Student writing on a notepad

While it is true your lecturer/tutor/professor will actually read your paper, these people are markers. Markers judge how well yours and your classmates' papers communicate to an intelligent but slightly less informed reader. Markers would ideally like their students to write papers in as few words as possible but being clear is so much more important than writing a short paper. Write for a reader, not a marker, and this should help make your writing clearer.

Imagining such a reader can be complicated when writing academically for Science, Technology, Engineering, Maths, or Medicine (STEMM) subjects. These topics are complex and require clear logical reader-friendly explanations and definitions. Even with a clear imagined reader in mind, you need to be very clear and explicit about the destination of your paper.
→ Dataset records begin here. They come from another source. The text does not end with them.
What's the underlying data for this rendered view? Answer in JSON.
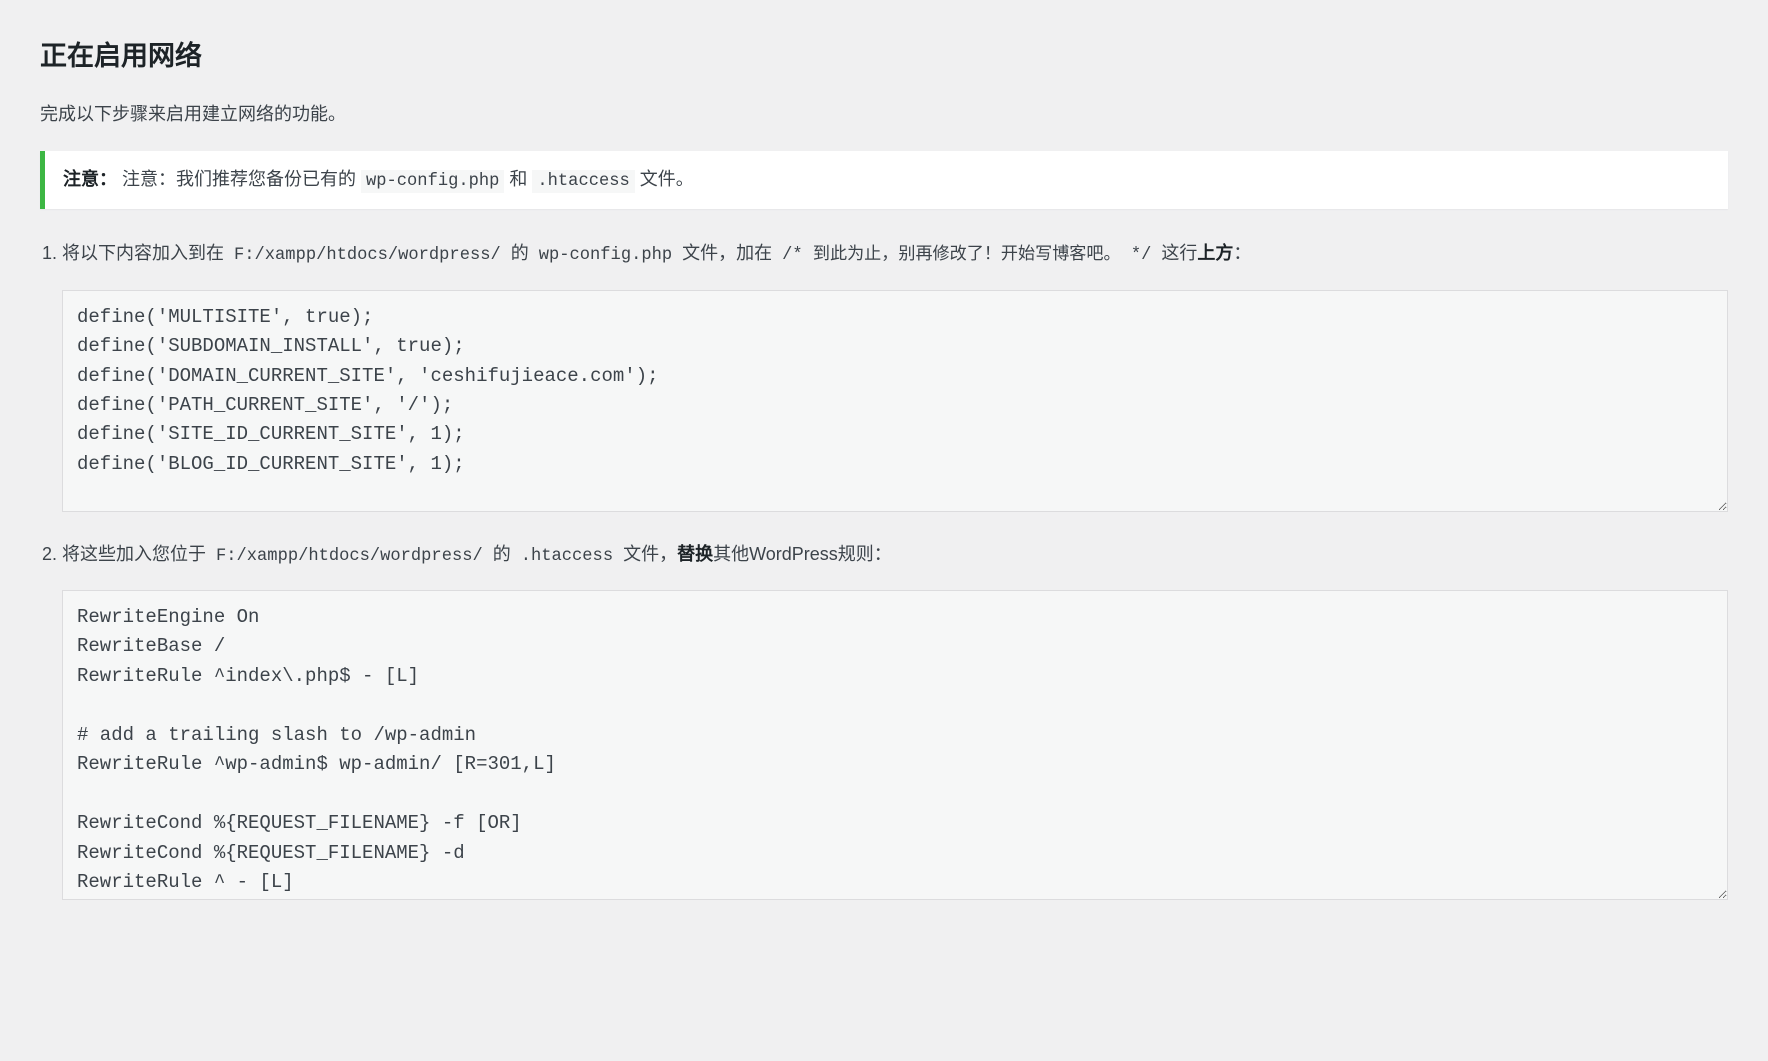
{
  "page": {
    "title": "正在启用网络",
    "intro": "完成以下步骤来启用建立网络的功能。"
  },
  "notice": {
    "label": "注意：",
    "prefix": "注意：我们推荐您备份已有的 ",
    "file1": "wp-config.php",
    "and": " 和 ",
    "file2": ".htaccess",
    "suffix": " 文件。"
  },
  "step1": {
    "text1": "将以下内容加入到在 ",
    "path": "F:/xampp/htdocs/wordpress/",
    "text2": " 的 ",
    "file": "wp-config.php",
    "text3": " 文件，加在 ",
    "comment": "/* 到此为止，别再修改了！开始写博客吧。 */",
    "text4": " 这行",
    "bold": "上方",
    "text5": "：",
    "code": "define('MULTISITE', true);\ndefine('SUBDOMAIN_INSTALL', true);\ndefine('DOMAIN_CURRENT_SITE', 'ceshifujieace.com');\ndefine('PATH_CURRENT_SITE', '/');\ndefine('SITE_ID_CURRENT_SITE', 1);\ndefine('BLOG_ID_CURRENT_SITE', 1);"
  },
  "step2": {
    "text1": "将这些加入您位于 ",
    "path": "F:/xampp/htdocs/wordpress/",
    "text2": " 的 ",
    "file": ".htaccess",
    "text3": " 文件，",
    "bold": "替换",
    "text4": "其他WordPress规则：",
    "code": "RewriteEngine On\nRewriteBase /\nRewriteRule ^index\\.php$ - [L]\n\n# add a trailing slash to /wp-admin\nRewriteRule ^wp-admin$ wp-admin/ [R=301,L]\n\nRewriteCond %{REQUEST_FILENAME} -f [OR]\nRewriteCond %{REQUEST_FILENAME} -d\nRewriteRule ^ - [L]"
  }
}
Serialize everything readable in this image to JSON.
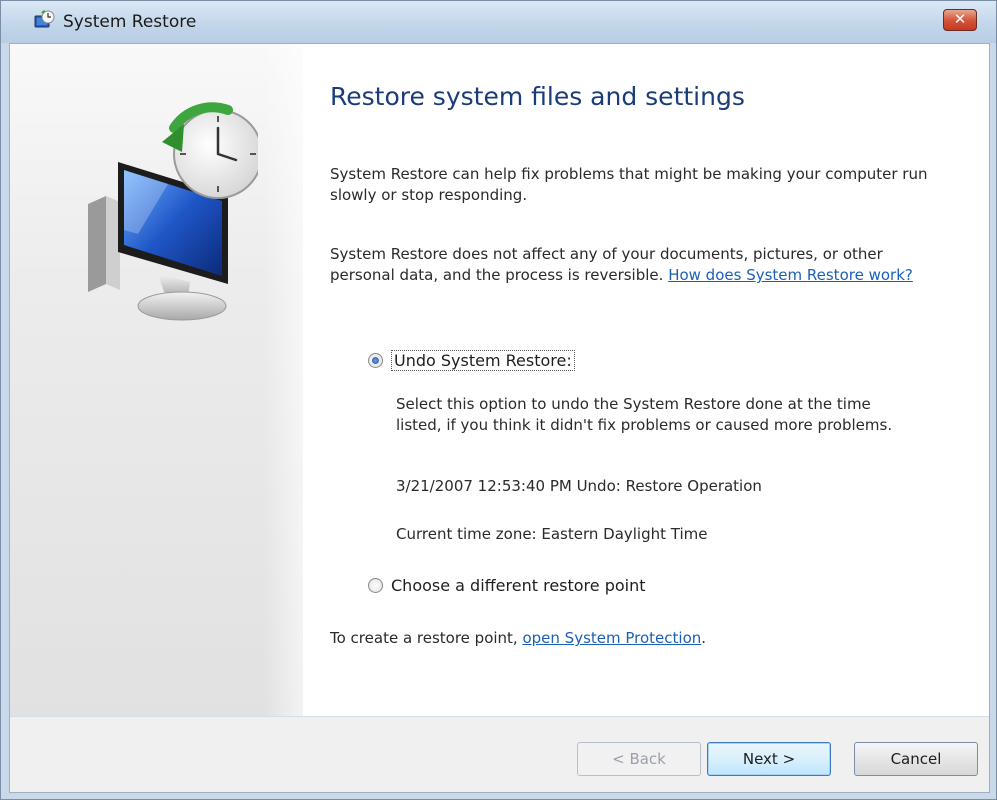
{
  "window": {
    "title": "System Restore",
    "close_label": "✕"
  },
  "main": {
    "heading": "Restore system files and settings",
    "para1": "System Restore can help fix problems that might be making your computer run slowly or stop responding.",
    "para2_text": "System Restore does not affect any of your documents, pictures, or other personal data, and the process is reversible. ",
    "para2_link": "How does System Restore work?",
    "options": [
      {
        "label": "Undo System Restore:",
        "selected": true,
        "description": "Select this option to undo the System Restore done at the time listed, if you think it didn't fix problems or caused more problems.",
        "restore_point": "3/21/2007 12:53:40 PM Undo: Restore Operation",
        "time_zone": "Current time zone: Eastern Daylight Time"
      },
      {
        "label": "Choose a different restore point",
        "selected": false
      }
    ],
    "footer_text": "To create a restore point, ",
    "footer_link": "open System Protection",
    "footer_period": "."
  },
  "buttons": {
    "back": "< Back",
    "next": "Next >",
    "cancel": "Cancel"
  },
  "icons": {
    "title_icon": "system-restore-icon",
    "hero_icon": "system-restore-clock-monitor-icon"
  }
}
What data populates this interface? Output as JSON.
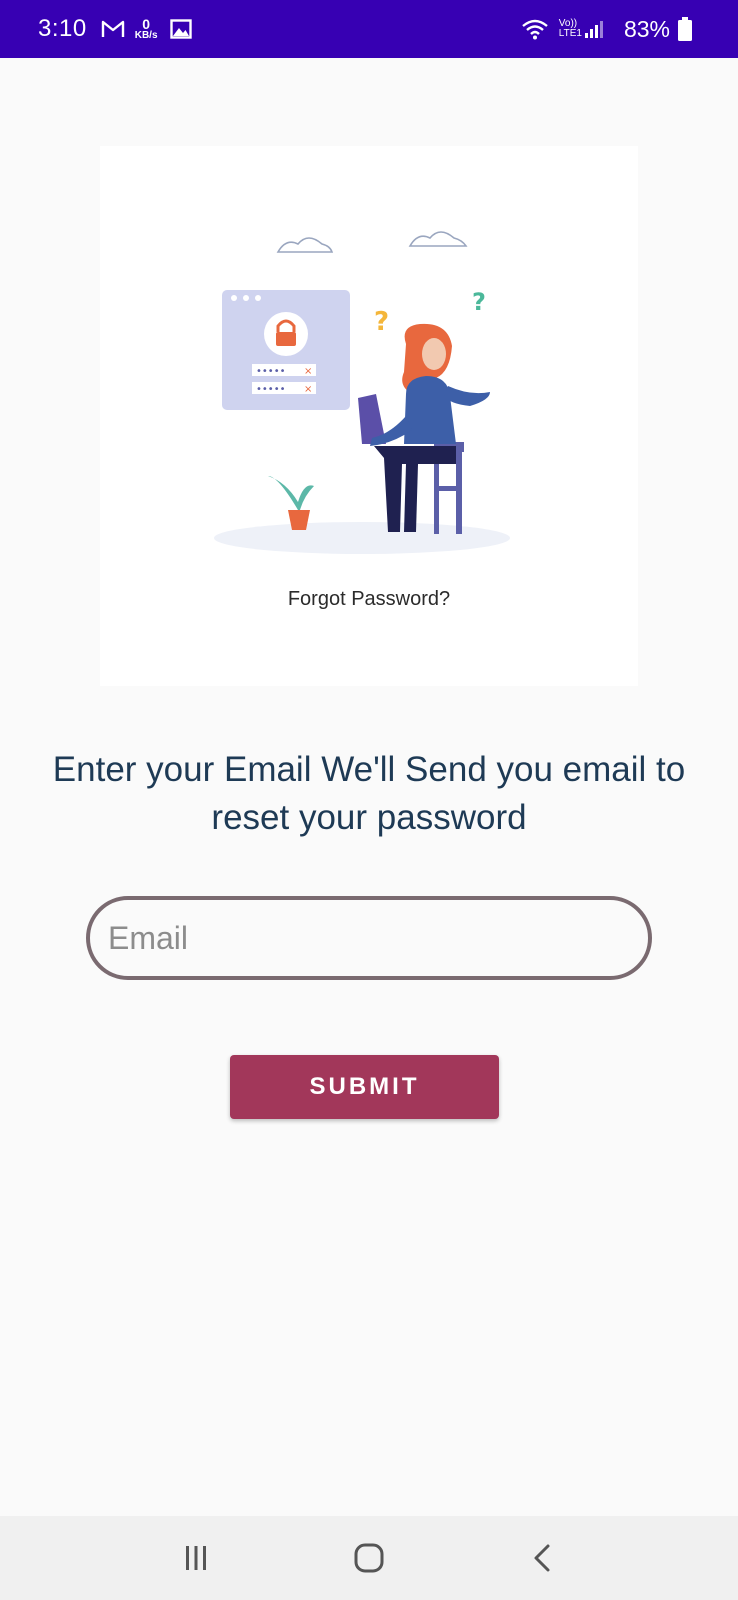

Sections, paragraphs and sentences should logically build toward such destinations and signpost them in advance.

Your STEMM writing requires a clearly communicated destination

For example, if you know that the final sentence of a section is going to be:

"The aim of this  new experiment is to test the  effectiveness of  X in  situation Y."

Then before arriving here the reader will need to learn what X is, what situation Y is, and how this new experiment differs from old experiments to test X's effectiveness. Writing a section of a paper like this requires planning and editing as you work backwards to build the clear and logical steps to reach this sentence/destination. Both planning and editing take considerable amounts of time in addition to the drafting.

Give clear indications of what is coming

When drafting, your writing should be reader-friendly; it should give clear indications to the reader what the following sections, paragraphs and often the remaining parts of the sentences will be about. Below are some phrases which demonstrate ways writers give clear indications:

"In order to accomplish X, two types of samples were characterised in this work. We now consider the connection between B and C. To address this question, we used tool J, which is composed of … There are several alternatives to this approach. The difficulty of obtaining a reliable model has been well documented."

With each of the examples above, the reader should have a good indication of what is going to follow. There shouldn't be any surprises as they read their way to the next destination.

Precision can make writing simpler

Academic STEMM writing requires precision and such precision can make the writing easier. There is no great need for you to find different ways to say the same thing. In STEMM writing, new and different names for the important nouns or adjectives or verbs are likely to confuse your reader. Your reader needs to know if something is new or has been mentioned before. Replacing a noun with a new noun without signposting this change is not reader-friendly.